Although this first look is notably light on action set pieces, it properly outlines the very basics of the plot – a time traveling Wolverine must warn 1970s versions of Magneto and Professor X of a coming disaster involving mutant slaying robots. But instead of selling us on the spectacle, it mostly functioning on an emotional, nostalgic level. Stirring our nerdy desire to see the characters from the past six X-Men films share the screen, Days of Future Past looks to fulfill that promise of culmination, or, at the very least, suggest that we have lift off. 

One narrative issue that the trailer suggests is that characters of the future and the past may not share many physical scenes. At least, that appears to be the case for the time being. If that approach is doubled in the film, with each set of characters condoned off into their own “present,” thusly not interacting together as a whole X-Men collective, then the promise of team-ups could come off as deceptive and insincere.
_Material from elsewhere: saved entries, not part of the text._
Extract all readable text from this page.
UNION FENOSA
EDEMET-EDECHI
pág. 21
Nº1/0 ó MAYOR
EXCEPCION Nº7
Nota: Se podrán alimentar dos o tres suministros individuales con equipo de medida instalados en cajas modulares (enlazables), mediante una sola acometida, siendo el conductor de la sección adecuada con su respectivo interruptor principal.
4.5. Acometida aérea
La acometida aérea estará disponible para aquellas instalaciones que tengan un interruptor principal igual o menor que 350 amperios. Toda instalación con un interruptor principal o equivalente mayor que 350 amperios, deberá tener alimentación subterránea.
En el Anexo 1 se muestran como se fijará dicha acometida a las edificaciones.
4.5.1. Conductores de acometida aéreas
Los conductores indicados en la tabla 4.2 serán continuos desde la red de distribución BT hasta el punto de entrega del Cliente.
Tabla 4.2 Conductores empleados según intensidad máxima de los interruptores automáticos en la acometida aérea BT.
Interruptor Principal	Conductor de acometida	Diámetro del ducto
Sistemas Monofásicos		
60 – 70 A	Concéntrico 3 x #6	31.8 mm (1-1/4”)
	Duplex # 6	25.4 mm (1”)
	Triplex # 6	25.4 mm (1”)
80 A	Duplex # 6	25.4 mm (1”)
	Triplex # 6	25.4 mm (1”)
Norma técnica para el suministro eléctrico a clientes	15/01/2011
The more likely scenario is that Fox and its constituents are not going to blow that revelatory reunion moment on this first run of a trailer. If anything, it’s a trial run to gauge reaction to the concept. But if the film does end up jumping between narratives of past and present, us audience members might not be getting quite what we want. While keeping the stories largely separate could just work, it does set up a potentially disjointed narrative while also squandering the excitement of having all these actors share the same screen. If Wolverine proves to be the only connective tissue between the two subsets of X-folk, the whole trend towards character acceleration – the propulsion towards more, more, more – may prove to be too little, too late. 

X-Men: Days of Future Past is directed by Bryan Singer and stars Patrick Stewart, James McAvoy, Ian McKellen, Michael Fassbender, Jennifer Lawrence, Halle Berry, Nicholas Hoult, Peter Dinklage, Ellen Page, Anna Paquin, Shaun Ashmore, Omar Sy and Evan Peters. It hits theaters on May 23, 2014.